Kategori

Jumat, 23 November 2018

Aliran Rasa Tantangan 10 Hari "Meningkatkan Kecerdasan Anak"

Pada materi Bunsay, terdapat 4 kecerdasan yang perlu distimulasikan kepada anak. Keempat kecerdasan itu adalah sebagai berikut :

Kecerdasan Intelektual
> Membangkitkan logika dasar dan nalar
> Mengasah rasa ingin tahu (intellectual curiosity)
> Memahami ekspresi bahasa ibu
> Belajar bersama alam
> Memiliki imaji positif tentang alam dan kehidupan serta proses belajar

Kecerdasan Emosional
> Mengenal perasaannya sendiri sewaktu emosi itu muncul, seperti senang, 
   bahagia, sedih, marah, benci, dan sebagainya

Kecerdasan Spiritual
> Menumbuhkan rasa cinta kepada Allah
> Mengenal ciptaan Allah
> Membangkitkan kesadaran Allah sebagai pengasih dan penyayang, 
   sebagai pencipta, pemberi rejeki

Kecerdasan Menghadapi Tantangan (Adversity Quetiont)
> Anak mampu mengontrol dirinya
> Bisa menerima jika tidak semua permintaan dikabulkan

Tantangan level 3 merupakan tantangan meningkatkan kecerdasan anak yang difasilitasi dengan membuat family project.
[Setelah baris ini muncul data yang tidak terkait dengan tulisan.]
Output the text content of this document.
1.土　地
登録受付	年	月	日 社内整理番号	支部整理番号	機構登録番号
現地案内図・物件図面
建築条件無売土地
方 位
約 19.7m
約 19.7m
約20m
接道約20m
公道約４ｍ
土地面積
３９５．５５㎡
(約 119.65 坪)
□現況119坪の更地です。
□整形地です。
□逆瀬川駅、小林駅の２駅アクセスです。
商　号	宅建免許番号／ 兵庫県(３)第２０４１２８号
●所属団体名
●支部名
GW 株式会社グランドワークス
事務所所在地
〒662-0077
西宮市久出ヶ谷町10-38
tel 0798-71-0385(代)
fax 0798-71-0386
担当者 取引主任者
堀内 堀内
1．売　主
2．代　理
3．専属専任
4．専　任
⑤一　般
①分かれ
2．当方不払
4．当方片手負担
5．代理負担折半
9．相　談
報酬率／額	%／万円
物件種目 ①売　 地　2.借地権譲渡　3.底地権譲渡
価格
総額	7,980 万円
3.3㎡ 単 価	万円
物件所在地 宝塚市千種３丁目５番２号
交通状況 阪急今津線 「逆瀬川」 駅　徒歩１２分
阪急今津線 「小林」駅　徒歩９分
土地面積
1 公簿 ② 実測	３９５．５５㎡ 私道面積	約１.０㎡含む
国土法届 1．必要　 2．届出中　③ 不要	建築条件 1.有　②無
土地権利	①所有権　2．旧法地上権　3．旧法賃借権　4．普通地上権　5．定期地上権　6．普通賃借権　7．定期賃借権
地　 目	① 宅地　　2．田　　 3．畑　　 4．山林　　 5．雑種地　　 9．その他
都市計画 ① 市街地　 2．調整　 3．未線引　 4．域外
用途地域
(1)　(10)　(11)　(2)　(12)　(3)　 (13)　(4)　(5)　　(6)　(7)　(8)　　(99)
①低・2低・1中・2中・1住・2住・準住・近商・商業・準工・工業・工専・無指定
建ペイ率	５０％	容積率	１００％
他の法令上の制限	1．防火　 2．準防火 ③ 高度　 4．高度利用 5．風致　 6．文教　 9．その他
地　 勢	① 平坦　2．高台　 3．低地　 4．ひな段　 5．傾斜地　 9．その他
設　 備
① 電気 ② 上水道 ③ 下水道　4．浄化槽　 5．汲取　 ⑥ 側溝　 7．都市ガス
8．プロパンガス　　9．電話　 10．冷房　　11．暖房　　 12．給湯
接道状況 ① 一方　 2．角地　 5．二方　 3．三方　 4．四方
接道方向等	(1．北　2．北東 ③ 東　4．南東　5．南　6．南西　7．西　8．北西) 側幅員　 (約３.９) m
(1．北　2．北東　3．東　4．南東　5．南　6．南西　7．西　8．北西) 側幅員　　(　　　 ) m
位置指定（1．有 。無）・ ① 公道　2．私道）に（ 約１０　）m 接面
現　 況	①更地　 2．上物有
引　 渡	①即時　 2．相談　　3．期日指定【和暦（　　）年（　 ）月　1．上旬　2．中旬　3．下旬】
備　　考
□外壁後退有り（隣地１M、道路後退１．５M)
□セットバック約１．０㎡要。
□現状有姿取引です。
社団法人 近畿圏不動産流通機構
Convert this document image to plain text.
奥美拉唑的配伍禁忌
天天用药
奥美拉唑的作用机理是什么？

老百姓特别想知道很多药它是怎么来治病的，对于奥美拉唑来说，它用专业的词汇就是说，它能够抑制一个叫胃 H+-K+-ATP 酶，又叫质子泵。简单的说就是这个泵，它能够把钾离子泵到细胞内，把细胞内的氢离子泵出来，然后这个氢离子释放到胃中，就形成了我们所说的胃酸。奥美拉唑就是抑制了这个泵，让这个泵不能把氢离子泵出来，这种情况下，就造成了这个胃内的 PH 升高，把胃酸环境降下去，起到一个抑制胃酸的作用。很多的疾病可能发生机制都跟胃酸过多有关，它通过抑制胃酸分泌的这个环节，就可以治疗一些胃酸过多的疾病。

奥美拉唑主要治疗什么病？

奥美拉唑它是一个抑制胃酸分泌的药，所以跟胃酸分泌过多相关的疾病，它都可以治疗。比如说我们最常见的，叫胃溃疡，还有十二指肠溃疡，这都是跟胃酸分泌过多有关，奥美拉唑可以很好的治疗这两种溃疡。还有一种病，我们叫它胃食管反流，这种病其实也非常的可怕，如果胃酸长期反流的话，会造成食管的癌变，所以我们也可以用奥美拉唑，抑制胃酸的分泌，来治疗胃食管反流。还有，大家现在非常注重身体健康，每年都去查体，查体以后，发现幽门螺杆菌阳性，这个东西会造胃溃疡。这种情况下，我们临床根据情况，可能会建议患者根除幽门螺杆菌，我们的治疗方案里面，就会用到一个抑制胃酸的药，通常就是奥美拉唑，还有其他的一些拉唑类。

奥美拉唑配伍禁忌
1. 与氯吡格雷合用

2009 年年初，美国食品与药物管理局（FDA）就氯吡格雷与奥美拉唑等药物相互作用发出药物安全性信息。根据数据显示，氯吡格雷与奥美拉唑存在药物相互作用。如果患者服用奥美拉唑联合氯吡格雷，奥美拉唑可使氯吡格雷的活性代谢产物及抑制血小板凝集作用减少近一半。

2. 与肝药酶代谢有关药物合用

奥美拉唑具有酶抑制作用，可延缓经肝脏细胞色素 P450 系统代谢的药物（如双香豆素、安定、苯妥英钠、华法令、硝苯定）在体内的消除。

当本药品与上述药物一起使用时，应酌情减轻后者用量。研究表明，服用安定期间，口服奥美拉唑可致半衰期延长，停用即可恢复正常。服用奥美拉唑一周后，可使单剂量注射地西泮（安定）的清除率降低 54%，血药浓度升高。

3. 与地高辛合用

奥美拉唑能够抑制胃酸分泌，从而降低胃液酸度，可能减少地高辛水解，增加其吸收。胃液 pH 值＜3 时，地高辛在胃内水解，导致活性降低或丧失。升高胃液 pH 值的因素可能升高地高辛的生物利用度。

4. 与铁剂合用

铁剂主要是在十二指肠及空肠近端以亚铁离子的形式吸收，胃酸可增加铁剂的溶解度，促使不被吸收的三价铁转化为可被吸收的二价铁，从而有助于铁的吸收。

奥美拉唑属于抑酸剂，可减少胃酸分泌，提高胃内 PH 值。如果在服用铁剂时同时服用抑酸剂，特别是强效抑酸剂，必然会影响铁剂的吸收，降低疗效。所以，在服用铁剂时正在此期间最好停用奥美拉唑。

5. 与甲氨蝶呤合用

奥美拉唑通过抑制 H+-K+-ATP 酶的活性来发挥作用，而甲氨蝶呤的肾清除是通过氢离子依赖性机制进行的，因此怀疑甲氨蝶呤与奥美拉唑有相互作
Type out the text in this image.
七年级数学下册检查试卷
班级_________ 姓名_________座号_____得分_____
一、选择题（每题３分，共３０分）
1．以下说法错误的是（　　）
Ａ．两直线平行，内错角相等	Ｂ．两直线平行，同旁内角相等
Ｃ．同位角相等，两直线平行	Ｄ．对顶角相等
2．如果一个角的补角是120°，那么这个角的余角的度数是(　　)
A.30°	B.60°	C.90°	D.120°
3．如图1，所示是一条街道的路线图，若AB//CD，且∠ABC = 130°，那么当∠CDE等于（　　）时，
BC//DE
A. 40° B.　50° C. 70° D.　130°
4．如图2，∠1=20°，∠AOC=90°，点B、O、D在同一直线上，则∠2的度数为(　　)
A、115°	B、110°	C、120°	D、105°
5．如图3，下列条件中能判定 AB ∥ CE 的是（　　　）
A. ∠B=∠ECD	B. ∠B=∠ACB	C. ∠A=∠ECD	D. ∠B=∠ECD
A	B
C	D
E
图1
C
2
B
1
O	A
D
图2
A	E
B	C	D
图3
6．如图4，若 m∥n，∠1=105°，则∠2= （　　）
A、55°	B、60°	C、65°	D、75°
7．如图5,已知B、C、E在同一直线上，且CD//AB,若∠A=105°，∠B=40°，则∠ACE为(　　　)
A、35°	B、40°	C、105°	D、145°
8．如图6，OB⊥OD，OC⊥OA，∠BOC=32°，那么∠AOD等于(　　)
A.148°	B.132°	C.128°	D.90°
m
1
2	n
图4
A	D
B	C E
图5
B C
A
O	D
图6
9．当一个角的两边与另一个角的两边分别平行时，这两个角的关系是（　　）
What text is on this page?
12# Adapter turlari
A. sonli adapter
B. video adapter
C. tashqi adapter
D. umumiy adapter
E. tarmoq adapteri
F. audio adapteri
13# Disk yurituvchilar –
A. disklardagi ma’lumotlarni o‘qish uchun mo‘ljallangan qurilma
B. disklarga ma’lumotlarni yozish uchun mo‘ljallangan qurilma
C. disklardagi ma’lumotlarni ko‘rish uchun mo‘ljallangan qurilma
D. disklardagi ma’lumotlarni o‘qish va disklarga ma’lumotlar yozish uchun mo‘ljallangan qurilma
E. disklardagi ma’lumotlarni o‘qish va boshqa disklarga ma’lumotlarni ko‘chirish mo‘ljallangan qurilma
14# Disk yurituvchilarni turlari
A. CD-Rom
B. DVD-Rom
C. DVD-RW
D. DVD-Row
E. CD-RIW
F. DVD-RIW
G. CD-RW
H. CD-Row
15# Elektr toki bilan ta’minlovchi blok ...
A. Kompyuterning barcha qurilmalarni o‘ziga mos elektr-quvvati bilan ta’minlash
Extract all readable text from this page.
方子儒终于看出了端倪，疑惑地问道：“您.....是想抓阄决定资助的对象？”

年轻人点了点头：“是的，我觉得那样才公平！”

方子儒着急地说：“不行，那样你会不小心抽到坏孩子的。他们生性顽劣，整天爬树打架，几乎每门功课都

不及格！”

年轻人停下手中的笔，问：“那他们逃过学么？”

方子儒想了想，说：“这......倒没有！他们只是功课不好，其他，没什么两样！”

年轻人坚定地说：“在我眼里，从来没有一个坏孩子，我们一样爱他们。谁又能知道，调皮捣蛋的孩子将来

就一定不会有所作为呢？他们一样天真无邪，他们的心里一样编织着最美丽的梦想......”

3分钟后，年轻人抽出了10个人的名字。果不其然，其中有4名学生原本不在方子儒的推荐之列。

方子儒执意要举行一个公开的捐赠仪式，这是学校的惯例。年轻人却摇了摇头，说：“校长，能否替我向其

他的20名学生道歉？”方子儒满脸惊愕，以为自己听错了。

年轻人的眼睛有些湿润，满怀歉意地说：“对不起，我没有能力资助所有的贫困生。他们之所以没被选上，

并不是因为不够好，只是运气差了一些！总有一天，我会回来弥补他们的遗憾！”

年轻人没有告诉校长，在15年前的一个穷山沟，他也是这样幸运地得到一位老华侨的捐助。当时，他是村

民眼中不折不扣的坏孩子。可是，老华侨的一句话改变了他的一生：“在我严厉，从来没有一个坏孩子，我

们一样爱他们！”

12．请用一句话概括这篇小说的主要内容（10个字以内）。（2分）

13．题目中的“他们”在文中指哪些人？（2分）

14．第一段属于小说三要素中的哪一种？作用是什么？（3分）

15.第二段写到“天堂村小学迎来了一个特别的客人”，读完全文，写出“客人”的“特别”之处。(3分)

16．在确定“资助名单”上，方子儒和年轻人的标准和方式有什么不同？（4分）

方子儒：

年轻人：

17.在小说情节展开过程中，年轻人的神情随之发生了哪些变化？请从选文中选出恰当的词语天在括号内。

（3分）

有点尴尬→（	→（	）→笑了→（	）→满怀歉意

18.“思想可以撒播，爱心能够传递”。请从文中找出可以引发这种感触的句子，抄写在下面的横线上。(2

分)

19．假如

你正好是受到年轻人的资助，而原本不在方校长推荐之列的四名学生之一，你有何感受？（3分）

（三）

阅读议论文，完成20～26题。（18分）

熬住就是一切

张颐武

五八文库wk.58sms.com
Untuk anak yang sudah besar bisa membuatnya dengan berdiskusi bersama orang tua dan dijalankan sesuai kesepakatan. Untuk anak yang lebih kecil, saya pribadi menentukan sendiri family project dengan mengamati keseharian anak (apa yang sering dia lakukan). Dari pengamatan itu, saya koneksikan dengan keempat kecerdasan tadi. Dan saya menyimpulkan setiap aktifitas yang anak lakukan itu melibatkan lebih dari 1 kecerdasan. Jadi, ketika memilih salah satu kecerdasan yang akan ditingkatkan, dapat pula menarik kecerdasan lainnya. 

Judul family project yang saya buat untuk anak saya (1,5 tahun) adalah BERMAIN PERAN. Kenapa? karena Atthar sedang mengeksplorasi sekitarnya selayaknya berbagai profesi (menurut saya karena Atthar juga belum mengerti arti profesi). Contohnya, saat dia menjadi asisten ibu, ibu memeras jeruk dan dia menawarkan untuk membuang kulitnya ke tempat sampah. Atau sebagai pustakawan dengan membereskan buku-buku setelah dimainkan, dll. 

Mungkin hal-hal itu dapat termasuk kecerdasan intelektual. Namun, perlu juga disisipkan kecerdasan lainnya. Ketika dia takut dengan suara hujan, saya mengajak dia untuk melihat hujan, menangkapnya, dan menerangkan proses terjadinya hujan, serta Pencipta hujan. Juga memanfaatkan percikannya untuk mengepel teras dan dia suka mengikuti.

Banyak hal-hal yang membekas selama mengabadikan aktifitasnya berbalut tantangan ini. Tantangan ini lebih membuat saya benar-benar fokus mengamati perilaku anak yang selama ini sedikit terabaikan karena dianggap biasa. Dan saya pun menambah koleksi kenangan saya dalam bentuk tulisan.